In questi mesi il dibattito su come finanziare la spesa straordinaria per la crisi economica accesa dall’emergenza sanitaria ha visto la destra sovranista italiana e una parte dei commentatori economici avanzare l’ipotesi di fare a meno finanziariamente dell’Europa.

Lo slogan è stato quello del «fare da soli». La strada indicata per rendere concreta questa prospettiva passa attraverso il tentativo di attrarre il risparmio liquido degli italiani verso l’acquisto volontario di titoli di debito.

Nelle ultime settimane è emerso come durante il lockdown la ricchezza liquida depositata da famiglie e imprese nei conti correnti sia ulteriormente aumentata di oltre 100 mld, arrivando a 1.858 mld complessivi. Il lockdown ha infatti coinciso per molti con il forte ridimensionamento del proprio reddito o del fatturato, ma per altri ha significato minor spesa e maggior risparmio o, soprattutto, rinvio di spese e investimenti in attesa di giorni migliori.

Dunque basterebbe attrarre queste risorse verso l’acquisto di titoli di Stato? Perché non averci pensato prima? Il successo del collocamento del nuovo Btp Italia a maggio ha fatto esultare anche Matteo Salvini che ha twittato: «È la prova che il Mes non serve, fiducia agli italiani». Il 6 luglio il lancio del Btp Futura ha fatto dire ad alcuni quotidiani di destra che il governo starebbe imboccando la strada indicata dalla Lega.

Le cose ci sembrano decisamente più complesse. Partiamo da alcuni dati. Dall’ultimo Btp Italia sono entrati 22,3 miliardi (cifra simile all’asta del 2013), ma questo indubbio successo va analizzato alla luce della scadenza ad aprile di oltre 20 miliardi di Btp Italia del 2014.
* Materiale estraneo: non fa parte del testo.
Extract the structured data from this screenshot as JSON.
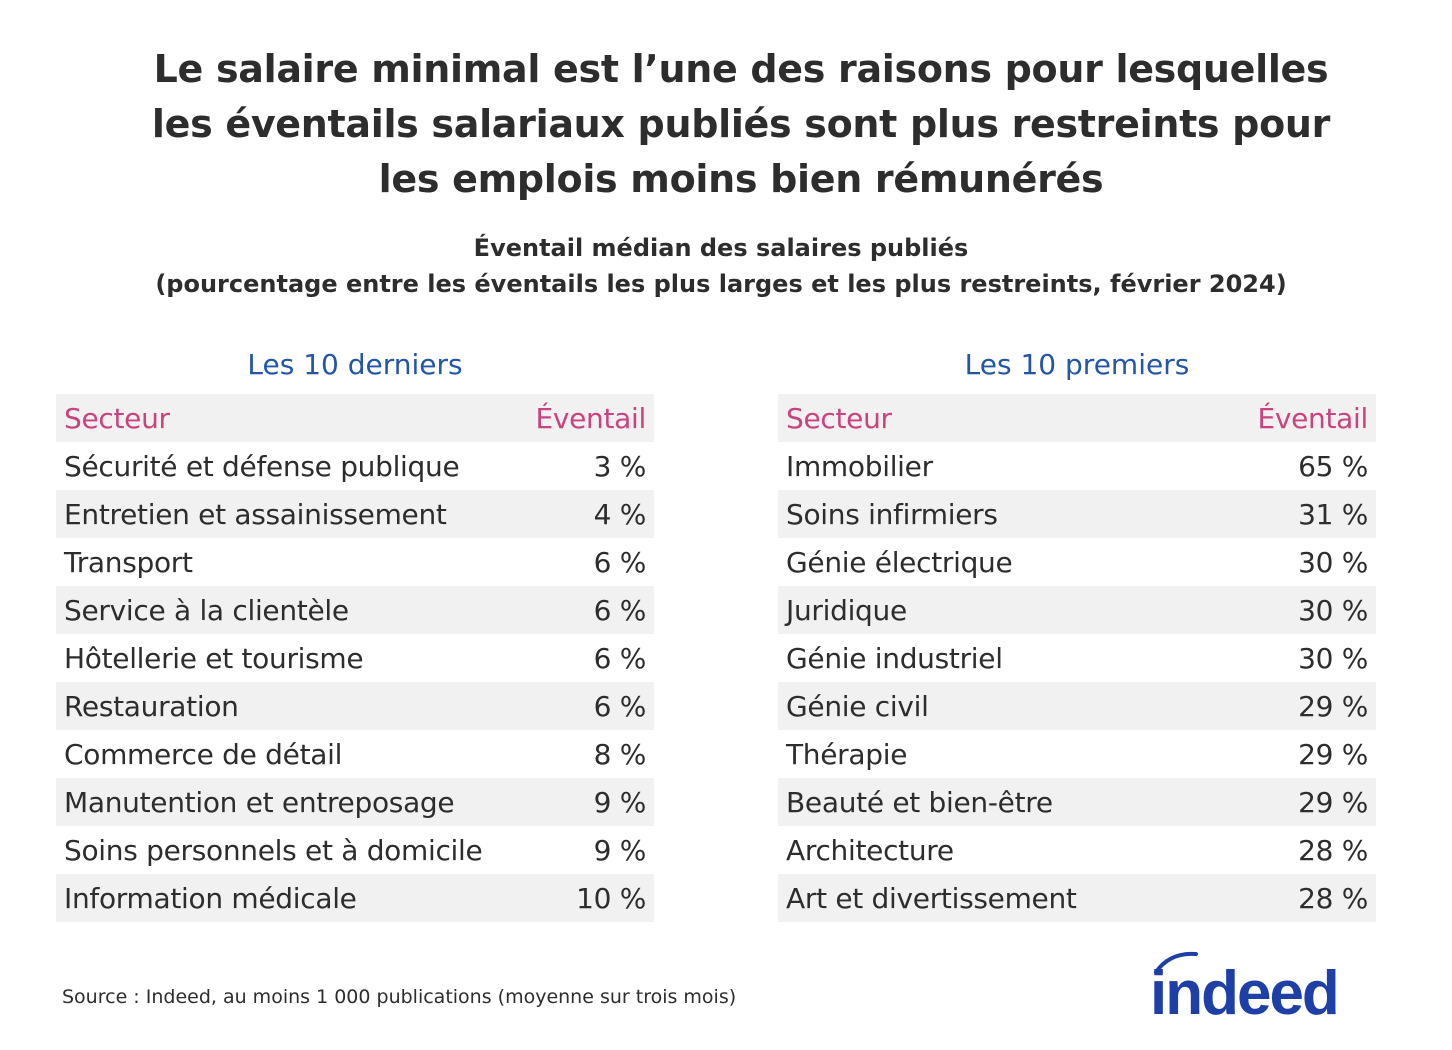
{
  "title": [
    "Le salaire minimal est l’une des raisons pour lesquelles",
    "les éventails salariaux publiés sont plus restreints pour",
    "les emplois moins bien rémunérés"
  ],
  "subtitle": [
    "Éventail médian des salaires publiés",
    "(pourcentage entre les éventails les plus larges et les plus restreints, février 2024)"
  ],
  "source": "Source : Indeed, au moins 1 000 publications (moyenne sur trois mois)",
  "logo_text": "indeed",
  "colors": {
    "header_text": "#c9437f",
    "group_title": "#2356a8",
    "stripe": "#f1f1f1",
    "logo": "#1d3fa6"
  },
  "chart_data": {
    "type": "table",
    "tables": [
      {
        "title": "Les 10 derniers",
        "columns": [
          "Secteur",
          "Éventail"
        ],
        "rows": [
          [
            "Sécurité et défense publique",
            "3 %"
          ],
          [
            "Entretien et assainissement",
            "4 %"
          ],
          [
            "Transport",
            "6 %"
          ],
          [
            "Service à la clientèle",
            "6 %"
          ],
          [
            "Hôtellerie et tourisme",
            "6 %"
          ],
          [
            "Restauration",
            "6 %"
          ],
          [
            "Commerce de détail",
            "8 %"
          ],
          [
            "Manutention et entreposage",
            "9 %"
          ],
          [
            "Soins personnels et à domicile",
            "9 %"
          ],
          [
            "Information médicale",
            "10 %"
          ]
        ]
      },
      {
        "title": "Les 10 premiers",
        "columns": [
          "Secteur",
          "Éventail"
        ],
        "rows": [
          [
            "Immobilier",
            "65 %"
          ],
          [
            "Soins infirmiers",
            "31 %"
          ],
          [
            "Génie électrique",
            "30 %"
          ],
          [
            "Juridique",
            "30 %"
          ],
          [
            "Génie industriel",
            "30 %"
          ],
          [
            "Génie civil",
            "29 %"
          ],
          [
            "Thérapie",
            "29 %"
          ],
          [
            "Beauté et bien-être",
            "29 %"
          ],
          [
            "Architecture",
            "28 %"
          ],
          [
            "Art et divertissement",
            "28 %"
          ]
        ]
      }
    ]
  }
}
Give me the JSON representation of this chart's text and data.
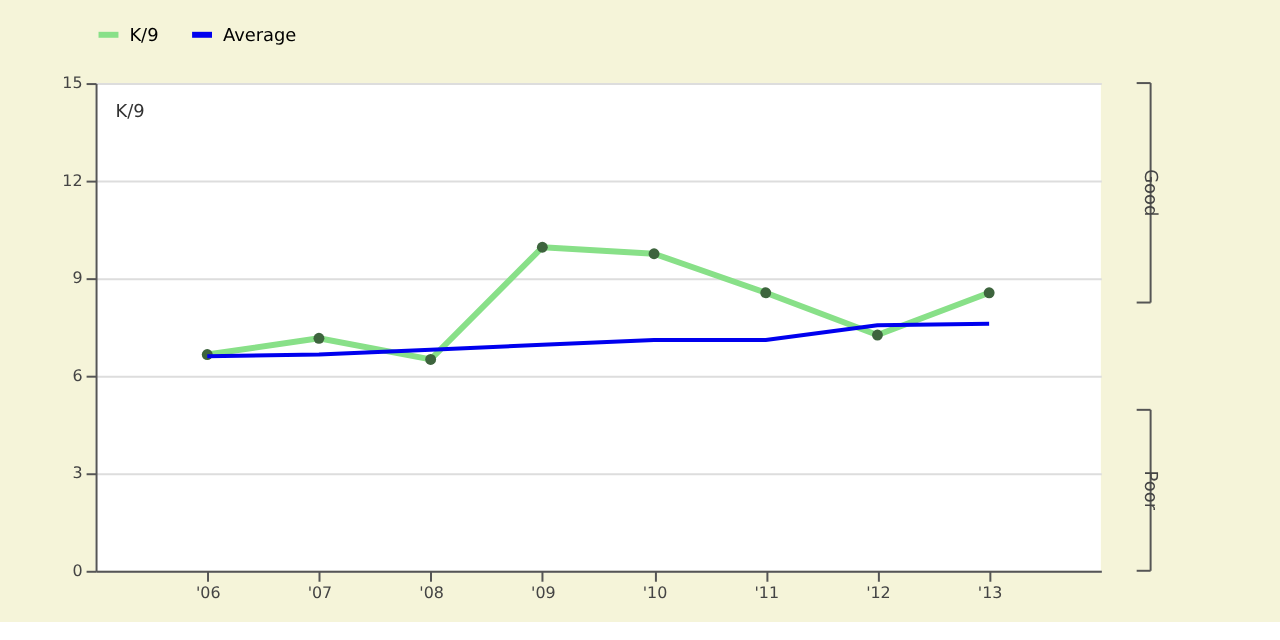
{
  "chart_data": {
    "type": "line",
    "categories": [
      "'06",
      "'07",
      "'08",
      "'09",
      "'10",
      "'11",
      "'12",
      "'13"
    ],
    "series": [
      {
        "name": "K/9",
        "color": "#88e088",
        "marker": "circle",
        "values": [
          6.65,
          7.15,
          6.5,
          9.95,
          9.75,
          8.55,
          7.25,
          8.55
        ]
      },
      {
        "name": "Average",
        "color": "#0000ee",
        "marker": "none",
        "values": [
          6.6,
          6.65,
          6.8,
          6.95,
          7.1,
          7.1,
          7.55,
          7.6
        ]
      }
    ],
    "ylim": [
      0,
      15
    ],
    "yticks": [
      0,
      3,
      6,
      9,
      12,
      15
    ],
    "grid": "y",
    "legend": "top",
    "annotations": [
      "K/9",
      "Good",
      "Poor"
    ]
  }
}
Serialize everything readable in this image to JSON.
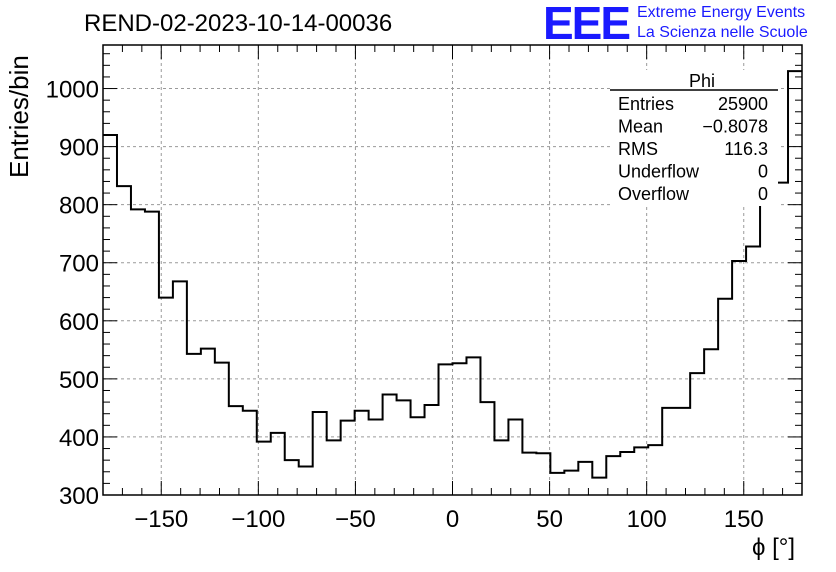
{
  "header": {
    "title": "REND-02-2023-10-14-00036",
    "logo_text": "EEE",
    "logo_line1": "Extreme Energy Events",
    "logo_line2": "La Scienza nelle Scuole"
  },
  "stats_box": {
    "name": "Phi",
    "rows": [
      {
        "label": "Entries",
        "value": "25900"
      },
      {
        "label": "Mean",
        "value": "−0.8078"
      },
      {
        "label": "RMS",
        "value": "116.3"
      },
      {
        "label": "Underflow",
        "value": "0"
      },
      {
        "label": "Overflow",
        "value": "0"
      }
    ]
  },
  "chart_data": {
    "type": "histogram",
    "xlabel": "ϕ [°]",
    "ylabel": "Entries/bin",
    "xlim": [
      -180,
      180
    ],
    "ylim": [
      300,
      1075
    ],
    "grid": true,
    "bin_width": 7.2,
    "x_ticks": [
      -150,
      -100,
      -50,
      0,
      50,
      100,
      150
    ],
    "x_tick_labels": [
      "−150",
      "−100",
      "−50",
      "0",
      "50",
      "100",
      "150"
    ],
    "y_ticks": [
      300,
      400,
      500,
      600,
      700,
      800,
      900,
      1000
    ],
    "bin_edges_start": -180,
    "values": [
      920,
      832,
      792,
      788,
      640,
      668,
      543,
      552,
      528,
      453,
      445,
      392,
      407,
      360,
      349,
      443,
      394,
      428,
      445,
      430,
      473,
      463,
      434,
      455,
      525,
      527,
      537,
      460,
      394,
      430,
      373,
      372,
      338,
      342,
      357,
      330,
      367,
      374,
      382,
      386,
      450,
      450,
      510,
      551,
      638,
      703,
      728,
      845,
      838,
      1030
    ]
  }
}
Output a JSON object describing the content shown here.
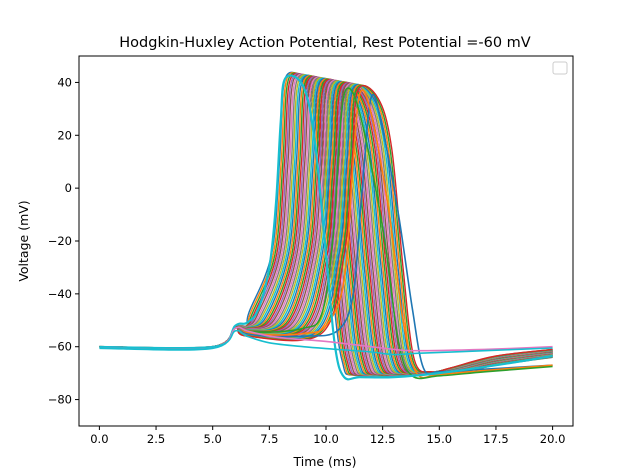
{
  "chart_data": {
    "type": "line",
    "title": "Hodgkin-Huxley Action Potential, Rest Potential =-60 mV",
    "xlabel": "Time (ms)",
    "ylabel": "Voltage (mV)",
    "xlim": [
      -0.9,
      20.9
    ],
    "ylim": [
      -90,
      50
    ],
    "xticks": [
      0,
      2.5,
      5,
      7.5,
      10,
      12.5,
      15,
      17.5,
      20
    ],
    "xtick_labels": [
      "0.0",
      "2.5",
      "5.0",
      "7.5",
      "10.0",
      "12.5",
      "15.0",
      "17.5",
      "20.0"
    ],
    "yticks": [
      -80,
      -60,
      -40,
      -20,
      0,
      20,
      40
    ],
    "ytick_labels": [
      "−80",
      "−60",
      "−40",
      "−20",
      "0",
      "20",
      "40"
    ],
    "grid": false,
    "legend": "top-right, empty",
    "palette": [
      "#1f77b4",
      "#ff7f0e",
      "#2ca02c",
      "#d62728",
      "#9467bd",
      "#8c564b",
      "#e377c2",
      "#7f7f7f",
      "#bcbd22",
      "#17becf"
    ],
    "series_count": 48,
    "series_overview": {
      "rest_voltage": -60,
      "stimulus_onset_ms": 5.0,
      "stimulus_plateau_ms": 6.0,
      "earliest_spike": {
        "peak_time_ms": 8.2,
        "peak_mv": 41.5,
        "repolarized_time_ms": 10.8,
        "min_mv": -71.5
      },
      "latest_spike": {
        "peak_time_ms": 12.0,
        "peak_mv": 34.5,
        "repolarized_time_ms": 14.2,
        "min_mv": -69.5
      },
      "end_voltage_range_mv": [
        -67,
        -60
      ]
    },
    "series": [
      {
        "color": "#1f77b4",
        "x": [
          0,
          5.0,
          6.0,
          6.5,
          7.5,
          9.0,
          10.5,
          11.2,
          11.6,
          12.0,
          12.5,
          13.2,
          13.8,
          14.3,
          15.0,
          17.0,
          20.0
        ],
        "y": [
          -60,
          -60,
          -53,
          -55,
          -56,
          -56,
          -54,
          -40,
          0,
          34.5,
          22,
          -10,
          -45,
          -68,
          -69.5,
          -68.5,
          -67
        ]
      },
      {
        "color": "#ff7f0e",
        "x": [
          0,
          5.0,
          6.0,
          6.5,
          7.5,
          9.0,
          10.0,
          10.8,
          11.2,
          11.5,
          12.0,
          12.8,
          13.4,
          14.0,
          15.0,
          17.0,
          20.0
        ],
        "y": [
          -60,
          -60,
          -53,
          -54.5,
          -55.5,
          -55,
          -52,
          -35,
          10,
          36,
          28,
          -10,
          -50,
          -70,
          -70.5,
          -69,
          -67
        ]
      },
      {
        "color": "#2ca02c",
        "x": [
          0,
          5.0,
          6.0,
          6.5,
          7.5,
          9.0,
          9.8,
          10.3,
          10.6,
          10.9,
          11.5,
          12.5,
          13.2,
          13.8,
          15.0,
          17.0,
          20.0
        ],
        "y": [
          -60,
          -60,
          -53,
          -54,
          -54.5,
          -53,
          -48,
          -20,
          20,
          37.5,
          28,
          -15,
          -58,
          -71,
          -71,
          -69.5,
          -67.5
        ]
      },
      {
        "color": "#17becf",
        "x": [
          0,
          5.0,
          6.0,
          6.5,
          7.0,
          7.5,
          7.8,
          8.0,
          8.2,
          9.0,
          9.5,
          10.0,
          10.4,
          10.8,
          11.5,
          13.0,
          15.0,
          17.5,
          20.0
        ],
        "y": [
          -60.5,
          -60.5,
          -52,
          -51,
          -46,
          -30,
          -5,
          25,
          41.5,
          38.5,
          18,
          -25,
          -60,
          -71.5,
          -71.5,
          -71.5,
          -70,
          -67,
          -63.5
        ]
      },
      {
        "color": "#e377c2",
        "x": [
          0,
          5.0,
          6.0,
          6.5,
          7.5,
          8.5,
          10.0,
          12.0,
          13.0,
          14.0,
          17.0,
          20.0
        ],
        "y": [
          -60,
          -60,
          -53,
          -54,
          -56,
          -57,
          -58,
          -60,
          -61,
          -61.5,
          -61,
          -60
        ]
      },
      {
        "color": "#17becf",
        "x": [
          0,
          5.0,
          6.0,
          6.5,
          7.5,
          9.0,
          10.5,
          12.0,
          13.0,
          14.0,
          17.0,
          20.0
        ],
        "y": [
          -60,
          -60,
          -54,
          -56,
          -58.5,
          -60,
          -61,
          -62,
          -63,
          -62.5,
          -61.5,
          -60.5
        ]
      }
    ]
  }
}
Al momento tra i detentori dei titoli di debito pubblico italiano, i cosiddetti retail (risparmiatori non professionisti degli investimenti in titoli finanziari) continuano a essere marginali. Negli anni Ottanta questo segmento di investitori deteneva circa il 60% del debito pubblico italiano. Venne anche coniato il termine di Bot-People per descrivere la massa di italiani con in tasca titoli pubblici. Con la finanziarizzazione dell’economia e l’abbassamento dei rendimenti e dell’inflazione, i rapporti si sono ribaltati, la quota detenuta da investitori finanziari è salita molto, in particolare quella riconducibile a investitori esteri.

Dalla crisi del 2008, e in particolare dopo le tensioni sui debiti sovrani del 2011, lo scenario è nuovamente cambiato. C’è stato un riequilibrio a favore di detentori nazionali, ma al contempo si è ridotta ulteriormente la quota dei retail: nel 2012 essi avevano oltre il 10% dei titoli pubblici, mentre ora la quota è scesa persino sotto il 4%.

C’è una spiegazione di mercato che ci permette di comprendere questa dinamica. Negli anni Ottanta i rendimenti reali erano non solo capaci di preservare i risparmi da un’inflazione che, pur lontana dai picchi di fini anni Settanta, ancora pungeva, ma dava rendimenti reali positivi. Oggi i rendimenti dei titoli di stato a 10 anni oscillano poco sopra all’1,5%. Chi investirebbe 1.000 euro per guadagnarne 15? Al massimo chi ha un enorme portafoglio, in un’ottica di differenziazione, ma probabilmente è chi già li possiede. Nelle fasi di crisi semmai aumenta la propensione alla liquidità.

Alcuni commentatori avanzano l’idea di rendere ancora più redditizi tali titoli con varie formule, ma a questo punto saremmo di fronte a un paradosso: o il rendimento dei Btp rimarrà relativamente basso, e allora non attirerà in misura così significativa i piccoli e medi risparmiatori, oppure crescerà, ma allora cosa ci sarebbe da festeggiare per le finanze pubbliche? L’ambizione a utilizzare il risparmio nazionale per fronteggiare il crescente debito pubblico appare piuttosto un’illusione.

Al momento chi aumenta le proprie quote di possesso di Btp è solo la Bce. Difficile essere autonomi dal liberismo europeo attraverso un liberismo sovranista.